To confirm whether disagreement stems from personality or randomness, the authors defined PAG. Annotators were clustered into six groups via K-means based on Big Five vectors. PAG is calculated as the difference between intra-cluster agreement (\(Agr_{in}\)) and inter-cluster agreement (\(Agr_{out}\)): \(\text{PAG} = Agr_{in} - Agr_{out}\). All clusters yielded positive PAG values (+8.27% to +25.96%), proving that individuals with similar personalities respond more consistently to the same events.

Loss & Training

This is a dataset paper and does not involve model training.
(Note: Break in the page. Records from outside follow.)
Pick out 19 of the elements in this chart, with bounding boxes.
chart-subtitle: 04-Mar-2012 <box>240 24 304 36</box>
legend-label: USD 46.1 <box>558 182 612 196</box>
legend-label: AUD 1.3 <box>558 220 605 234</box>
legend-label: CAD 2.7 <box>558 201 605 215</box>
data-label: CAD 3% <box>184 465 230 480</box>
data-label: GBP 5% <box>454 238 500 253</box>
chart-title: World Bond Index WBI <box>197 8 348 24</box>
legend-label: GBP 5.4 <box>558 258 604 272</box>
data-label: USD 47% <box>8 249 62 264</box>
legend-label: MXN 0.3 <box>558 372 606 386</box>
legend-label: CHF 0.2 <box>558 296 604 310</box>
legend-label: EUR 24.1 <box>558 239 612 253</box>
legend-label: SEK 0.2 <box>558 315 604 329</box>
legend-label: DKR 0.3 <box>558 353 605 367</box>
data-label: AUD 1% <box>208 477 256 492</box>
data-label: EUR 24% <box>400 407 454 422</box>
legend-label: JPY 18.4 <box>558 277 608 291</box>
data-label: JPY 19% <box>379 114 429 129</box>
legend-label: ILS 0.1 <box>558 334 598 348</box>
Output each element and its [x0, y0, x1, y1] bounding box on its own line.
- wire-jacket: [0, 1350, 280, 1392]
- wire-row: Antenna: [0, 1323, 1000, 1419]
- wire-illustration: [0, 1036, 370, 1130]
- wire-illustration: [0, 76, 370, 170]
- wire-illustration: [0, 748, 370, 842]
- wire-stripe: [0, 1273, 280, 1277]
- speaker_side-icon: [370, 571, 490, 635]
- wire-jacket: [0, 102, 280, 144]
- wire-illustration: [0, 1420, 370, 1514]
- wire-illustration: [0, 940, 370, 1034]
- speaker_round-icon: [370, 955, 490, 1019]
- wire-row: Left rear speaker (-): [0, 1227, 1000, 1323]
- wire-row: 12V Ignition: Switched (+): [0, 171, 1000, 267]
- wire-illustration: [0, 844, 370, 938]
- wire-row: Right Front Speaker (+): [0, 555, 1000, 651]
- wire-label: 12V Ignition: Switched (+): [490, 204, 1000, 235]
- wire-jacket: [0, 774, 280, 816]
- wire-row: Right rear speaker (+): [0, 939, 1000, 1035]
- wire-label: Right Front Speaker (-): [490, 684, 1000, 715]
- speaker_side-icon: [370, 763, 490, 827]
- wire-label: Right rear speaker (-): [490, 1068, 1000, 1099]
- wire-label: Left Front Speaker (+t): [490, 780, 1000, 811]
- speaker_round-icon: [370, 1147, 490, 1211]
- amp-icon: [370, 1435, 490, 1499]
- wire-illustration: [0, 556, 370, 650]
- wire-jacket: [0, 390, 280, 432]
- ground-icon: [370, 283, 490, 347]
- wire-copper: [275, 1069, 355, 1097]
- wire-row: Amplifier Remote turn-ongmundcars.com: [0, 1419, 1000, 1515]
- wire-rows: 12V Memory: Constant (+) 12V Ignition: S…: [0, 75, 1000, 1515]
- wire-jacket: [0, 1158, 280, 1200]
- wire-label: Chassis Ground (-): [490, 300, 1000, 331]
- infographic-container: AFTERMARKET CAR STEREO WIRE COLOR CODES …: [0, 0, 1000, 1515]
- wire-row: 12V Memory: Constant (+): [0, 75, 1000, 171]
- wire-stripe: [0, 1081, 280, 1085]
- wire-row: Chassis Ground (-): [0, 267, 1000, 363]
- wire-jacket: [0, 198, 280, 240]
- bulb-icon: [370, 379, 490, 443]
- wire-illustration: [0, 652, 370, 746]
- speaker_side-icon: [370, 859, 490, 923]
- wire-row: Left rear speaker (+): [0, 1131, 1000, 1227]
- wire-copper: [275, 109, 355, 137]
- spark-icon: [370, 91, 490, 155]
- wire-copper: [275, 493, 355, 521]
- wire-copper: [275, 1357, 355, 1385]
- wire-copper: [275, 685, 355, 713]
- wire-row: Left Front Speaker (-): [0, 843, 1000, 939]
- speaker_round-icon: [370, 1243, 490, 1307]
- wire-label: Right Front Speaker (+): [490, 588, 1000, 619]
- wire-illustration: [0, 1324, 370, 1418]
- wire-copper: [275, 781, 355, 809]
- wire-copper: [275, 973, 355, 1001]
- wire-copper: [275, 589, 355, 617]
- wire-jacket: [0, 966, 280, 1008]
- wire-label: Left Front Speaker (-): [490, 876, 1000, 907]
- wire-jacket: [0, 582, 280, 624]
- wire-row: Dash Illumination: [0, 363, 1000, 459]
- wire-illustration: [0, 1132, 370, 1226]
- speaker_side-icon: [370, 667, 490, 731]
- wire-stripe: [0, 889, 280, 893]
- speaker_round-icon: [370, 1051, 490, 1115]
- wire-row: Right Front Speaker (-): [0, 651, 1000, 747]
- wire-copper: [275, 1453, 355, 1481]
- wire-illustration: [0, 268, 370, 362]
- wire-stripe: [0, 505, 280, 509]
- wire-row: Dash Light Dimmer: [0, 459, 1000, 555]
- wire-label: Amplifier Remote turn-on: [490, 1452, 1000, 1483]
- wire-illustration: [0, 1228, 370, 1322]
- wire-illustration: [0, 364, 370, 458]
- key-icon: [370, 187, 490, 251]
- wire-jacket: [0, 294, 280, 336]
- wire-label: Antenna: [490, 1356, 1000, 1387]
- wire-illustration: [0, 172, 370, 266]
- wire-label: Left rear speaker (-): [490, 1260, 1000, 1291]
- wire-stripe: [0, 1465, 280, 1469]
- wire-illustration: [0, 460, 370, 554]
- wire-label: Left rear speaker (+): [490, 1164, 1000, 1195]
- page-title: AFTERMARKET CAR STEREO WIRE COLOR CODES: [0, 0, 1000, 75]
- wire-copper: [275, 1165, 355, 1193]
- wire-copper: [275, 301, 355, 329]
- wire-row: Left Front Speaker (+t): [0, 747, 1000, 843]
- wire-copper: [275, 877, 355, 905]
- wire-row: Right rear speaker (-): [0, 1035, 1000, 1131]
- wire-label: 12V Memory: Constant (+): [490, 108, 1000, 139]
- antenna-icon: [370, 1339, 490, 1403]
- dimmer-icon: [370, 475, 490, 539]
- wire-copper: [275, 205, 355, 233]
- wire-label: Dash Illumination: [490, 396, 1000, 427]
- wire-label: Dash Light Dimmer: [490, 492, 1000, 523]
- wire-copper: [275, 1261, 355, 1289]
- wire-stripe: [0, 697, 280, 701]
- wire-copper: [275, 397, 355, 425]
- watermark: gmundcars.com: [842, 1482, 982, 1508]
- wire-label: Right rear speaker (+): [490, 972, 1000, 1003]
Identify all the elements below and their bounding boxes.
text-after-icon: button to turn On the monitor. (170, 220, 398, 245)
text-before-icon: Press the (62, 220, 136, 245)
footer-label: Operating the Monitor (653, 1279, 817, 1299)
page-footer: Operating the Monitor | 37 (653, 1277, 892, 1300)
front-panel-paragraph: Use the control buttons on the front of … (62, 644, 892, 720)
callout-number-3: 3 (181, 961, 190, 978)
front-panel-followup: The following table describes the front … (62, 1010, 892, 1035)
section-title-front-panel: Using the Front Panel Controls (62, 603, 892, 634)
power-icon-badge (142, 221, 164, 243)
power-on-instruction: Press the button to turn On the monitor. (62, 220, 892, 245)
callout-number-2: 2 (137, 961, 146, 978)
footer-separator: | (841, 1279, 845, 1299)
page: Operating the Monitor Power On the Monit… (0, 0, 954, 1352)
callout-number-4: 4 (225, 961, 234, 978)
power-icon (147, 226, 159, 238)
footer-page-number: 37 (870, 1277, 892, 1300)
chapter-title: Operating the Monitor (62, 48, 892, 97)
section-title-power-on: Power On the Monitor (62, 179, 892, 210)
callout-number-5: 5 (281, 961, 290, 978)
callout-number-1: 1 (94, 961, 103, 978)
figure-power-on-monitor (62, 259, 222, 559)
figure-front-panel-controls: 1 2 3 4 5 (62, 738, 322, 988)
Experimental sections evaluate existing LLMs (GPT-4o, Claude 3.5, Qwen2.5, etc.) in zero-shot and few-shot settings for personalized emotion prediction.

Key Experimental Results

Main Results

LLM performance in simulating personalized emotional prediction (Weighted F1):

Model News Social Media Life Narrative Average
GPT-4o (zero-shot) 0.42 0.31 0.38 0.37
Claude 3.5 0.40 0.29 0.36 0.35
Qwen2.5-72B 0.39 0.28 0.35 0.34
+ BFI prompt 0.45 0.34 0.41 0.40
+ MBTI prompt 0.43 0.32 0.39 0.38

Ablation Study

Impact of personality information on LLM emotion prediction:

Configuration Weighted F1 Description
No personality info 0.37 Baseline
+ MBTI Label 0.38 4-letter type provided
+ BFI Vector 0.40 Continuous dimension scores provided
+ BFI + Cognitive Explanation 0.42 Reasoning process required

Key Findings

  • LLMs perform worst on social media (F1 0.28-0.31) due to textual ambiguity and dependence on personal interpretation.
  • Big Five features are significantly more effective than MBTI at mitigating "personality illusion," likely because BFI provides continuous dimensions rather than discrete categories.
  • Author-reader emotional divergence is highest in life narratives and lowest in news, suggesting first-person projection amplifies individual differences.
  • PAG verification shows ESTP types have the highest personality consistency (+26.98%), while ISTJ is the lowest (+9.68%).

Highlights & Insights

  • A profound insight in the dataset design is that "annotation divergence is a personality signal, not noise." The PAG method can be generalized to any subjective annotation task.
  • The scale of 112,000 annotations (36 people \(\times\) 3,111 events) is unprecedented, and anchoring each annotation to real traits provides a valuable benchmark for personalized AI.
  • The systematic verification of the "personality illusion" reveals that LLMs do not truly understand the impact of personality on cognitive appraisal but rather mimic stereotypes.

Limitations & Future Work

  • The number of annotators (36) is limited; some MBTI types have fewer than 3 participants, preventing robust statistical analysis.
  • Only 7 basic emotion categories were used, missing finer-grained dimensions (e.g., mixed emotions, intensity).
  • Events are primarily from English sources, limiting cultural diversity.
  • Future work could expand the annotator pool and cultural backgrounds to explore the dynamic effects of personality traits.
  • vs GoodNewsEveryone: GNE includes author/reader perspectives but lacks personality annotations. Persona-E2 introduces real personality measurements.
  • vs Big5-Chat: Big5-Chat uses LLMs to generate personalized dialogue data, lacking human verification. Persona-E2 is grounded in genuine human responses.

Rating

  • Novelty: ⭐⭐⭐⭐⭐ First large-scale dataset linking real personality measurements with reader emotional annotations.
  • Experimental Thoroughness: ⭐⭐⭐⭐ Comprehensive research questions, though the sample size of 36 is relatively small for psychological standards.
  • Writing Quality: ⭐⭐⭐⭐ Clear structure with solid psychological theory.
  • Value: ⭐⭐⭐⭐⭐ Provides a much-needed human benchmark for personalized AI and affective computing.